I disagree with the Professor's characterization of the Christian Right as fascist (apart from some extremist outliers). I see no evidence that they blame foreigners for anything, and I don't believe they're motivated by hate. (See my comments on Duck Dynasty here and here). Their appeals for stronger government (stricter regulation of moral issues) have little or nothing to do with crony capitalism.

So who are some fascists in today's world? Arguably, Pat Buchanan might fit the bill. He blames foreigners (Chinese, Japanese, Jews) for America's problems, and thinks we should go back to the tightly regulated economy of the 1950s. He's against free trade and open borders. Though if you have to have a fascist, it's hard to imagine a more intelligent and entertaining one.

Paul Berman, in his excellent book Terror and Liberalism, makes a very strong case that the Muslim Brotherhood is fascist. He argues it is a direct descendant of European fascism of the 1930s. All they've done is taken Mussolini's Catholicism and replaced it with Islamism. I agree with his argument, which also encompasses the more radical forms of the phenomenon, such as al Qaeda, and sundry Saudi sects, etc.

In particular, Hamas is absolutely a fascist organization. The foreigners are the Jews, vilified as a people. Hamas explicitly advocates the mass murder of Jews for reasons that have nothing to do with Zionism. It is pure anti-Semitism. In this I think one can distinguish Hamas from the Palestinian Authority, which while it has fascist elements, is mostly a nationalist movement with some just grievances.

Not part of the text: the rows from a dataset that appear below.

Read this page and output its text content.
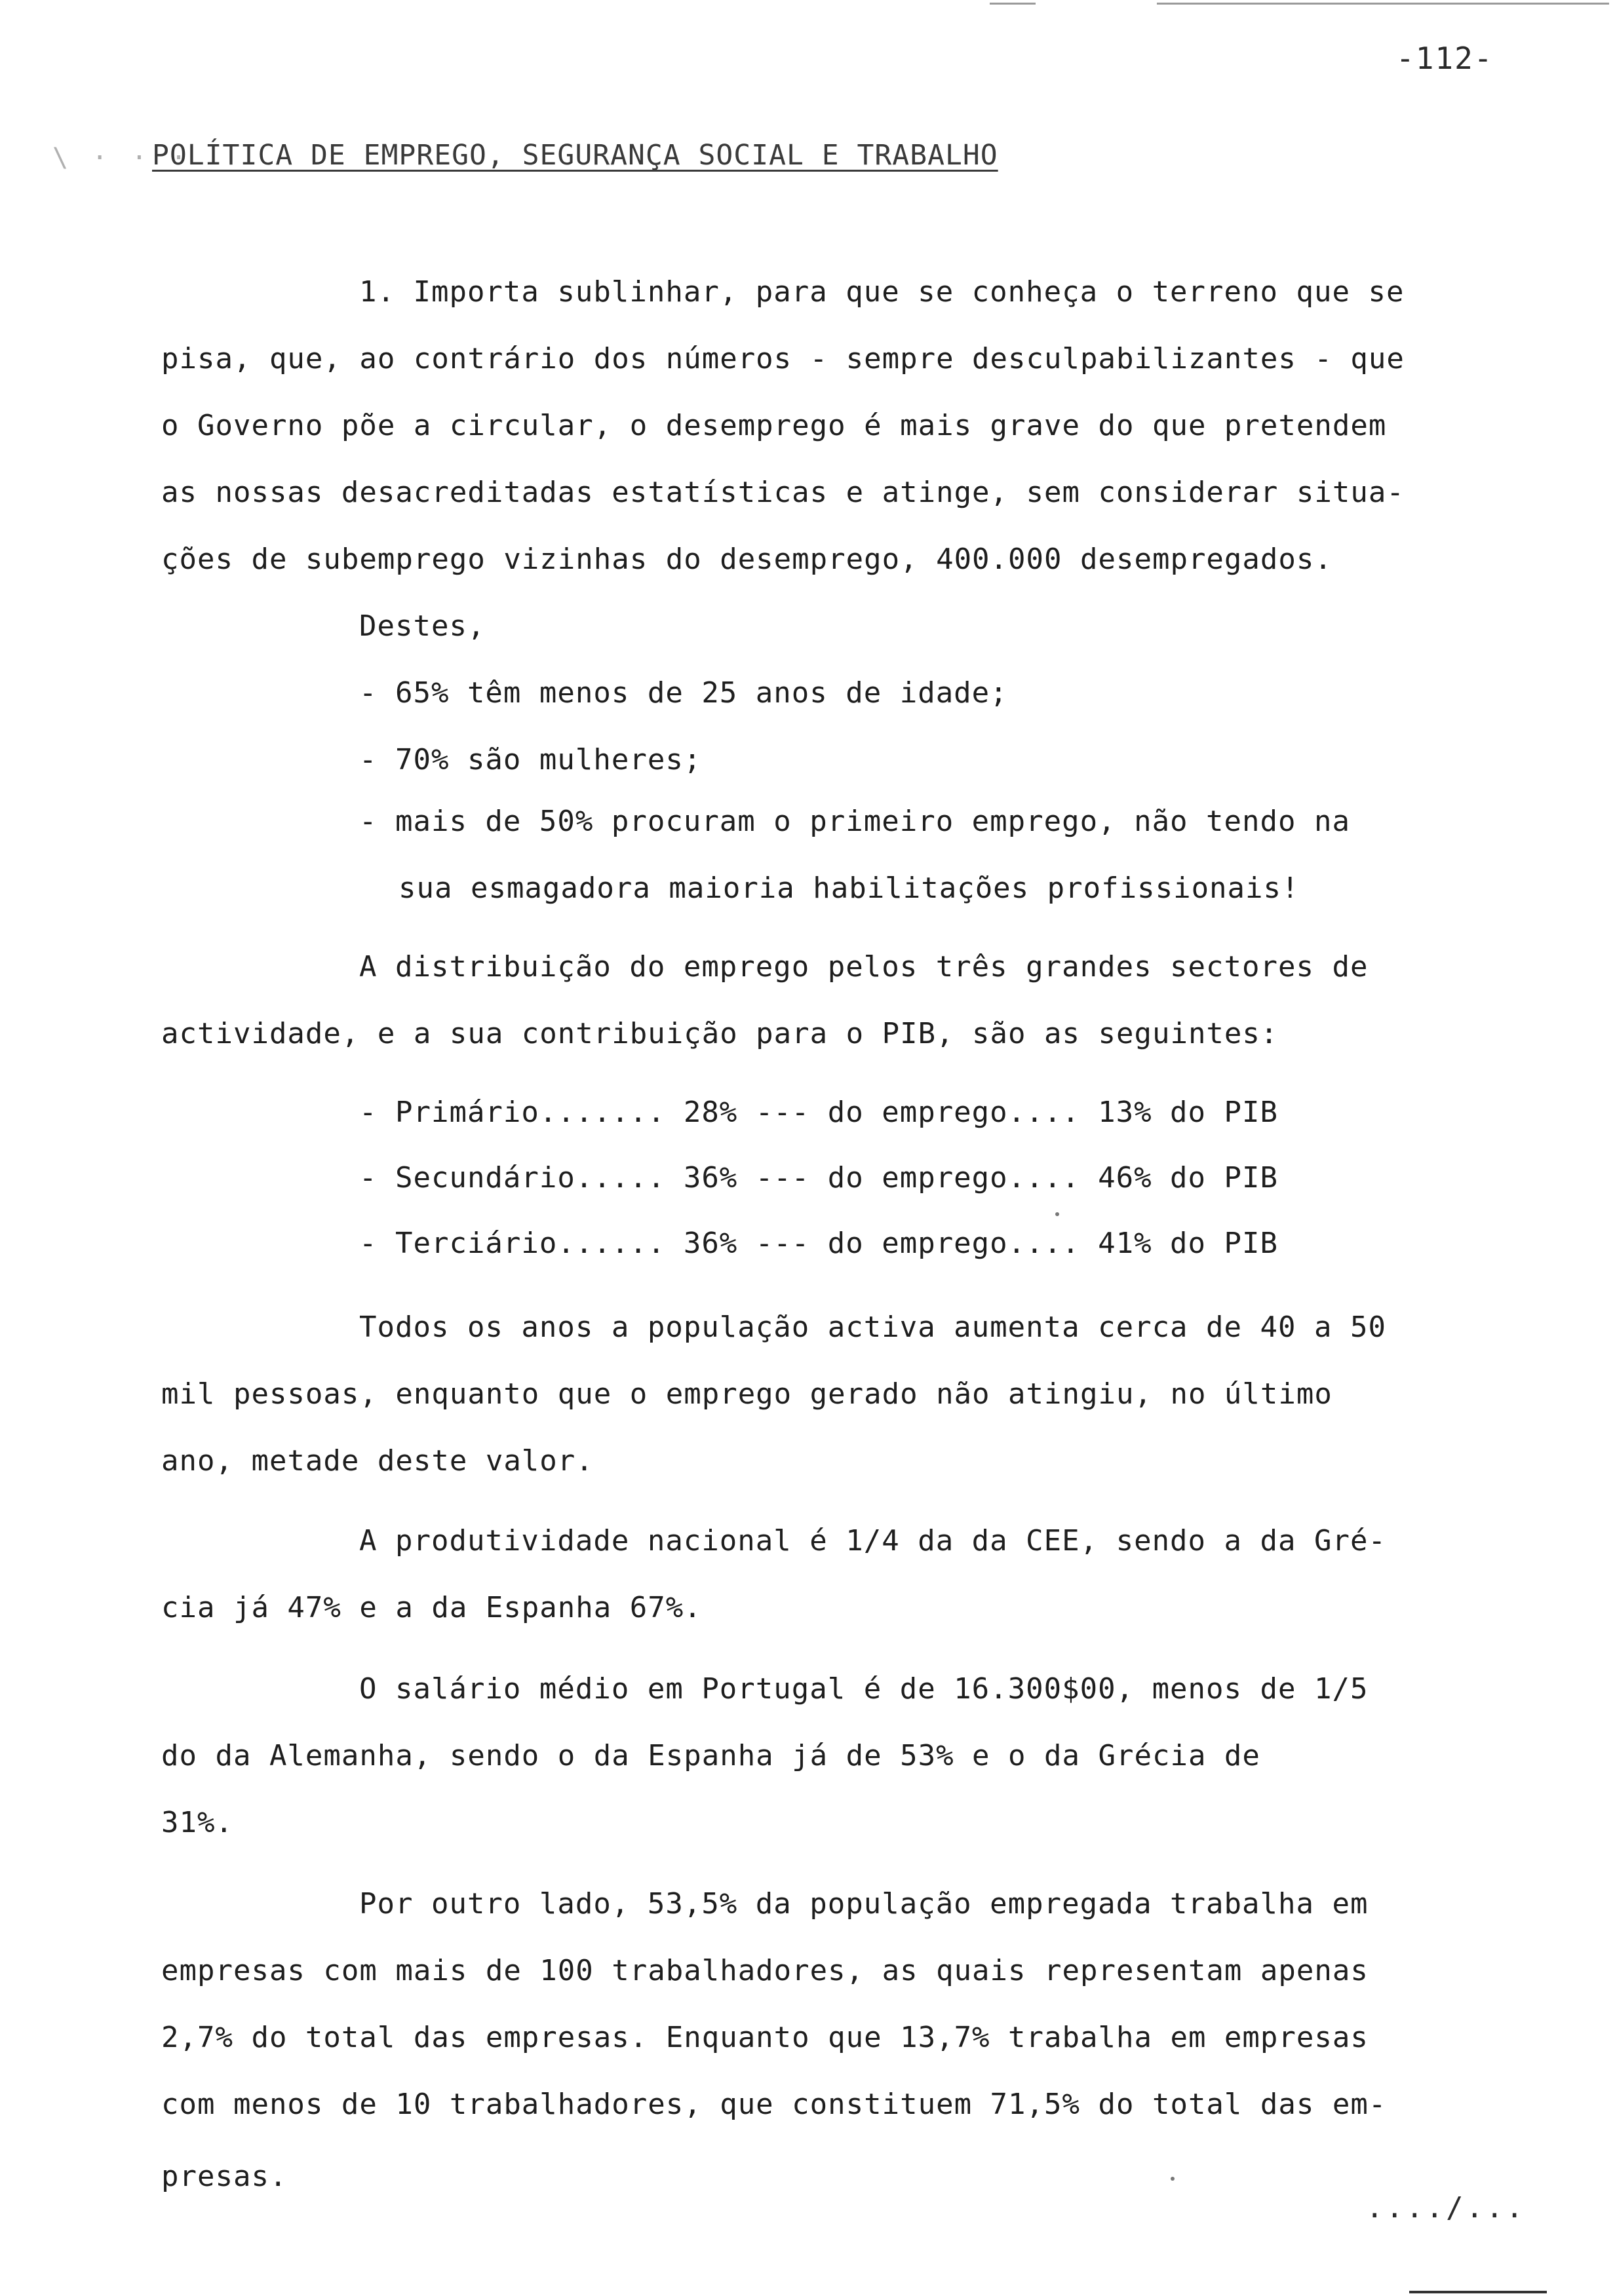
-112-
\ · · ·
POLÍTICA DE EMPREGO, SEGURANÇA SOCIAL E TRABALHO
1. Importa sublinhar, para que se conheça o terreno que se
pisa, que, ao contrário dos números - sempre desculpabilizantes - que
o Governo põe a circular, o desemprego é mais grave do que pretendem
as nossas desacreditadas estatísticas e atinge, sem considerar situa-
ções de subemprego vizinhas do desemprego, 400.000 desempregados.
Destes,
- 65% têm menos de 25 anos de idade;
- 70% são mulheres;
- mais de 50% procuram o primeiro emprego, não tendo na
sua esmagadora maioria habilitações profissionais!
A distribuição do emprego pelos três grandes sectores de
actividade, e a sua contribuição para o PIB, são as seguintes:
- Primário....... 28% --- do emprego.... 13% do PIB
- Secundário..... 36% --- do emprego.... 46% do PIB
- Terciário...... 36% --- do emprego.... 41% do PIB
Todos os anos a população activa aumenta cerca de 40 a 50
mil pessoas, enquanto que o emprego gerado não atingiu, no último
ano, metade deste valor.
A produtividade nacional é 1/4 da da CEE, sendo a da Gré-
cia já 47% e a da Espanha 67%.
O salário médio em Portugal é de 16.300$00, menos de 1/5
do da Alemanha, sendo o da Espanha já de 53% e o da Grécia de
31%.
Por outro lado, 53,5% da população empregada trabalha em
empresas com mais de 100 trabalhadores, as quais representam apenas
2,7% do total das empresas. Enquanto que 13,7% trabalha em empresas
com menos de 10 trabalhadores, que constituem 71,5% do total das em-
presas.
..../...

So American followers of Hamas are at very least sympathetic to a fascist movement, and I think they verge on being fascists. If there is any daylight between anti-Semitism and their supposedly political anti-Zionism, I certainly can't see it. And consistent with Mr. Goldberg's argument, anti-Semitism is mostly a disease of the political Left, which--Pat Buchanan notwithstanding--does seem to be the modern home of fascism. I am NOT saying that all Leftists are fascists, but some of them certainly are.

But the word is too inflammatory. I will resume my policy of not using it in this blog.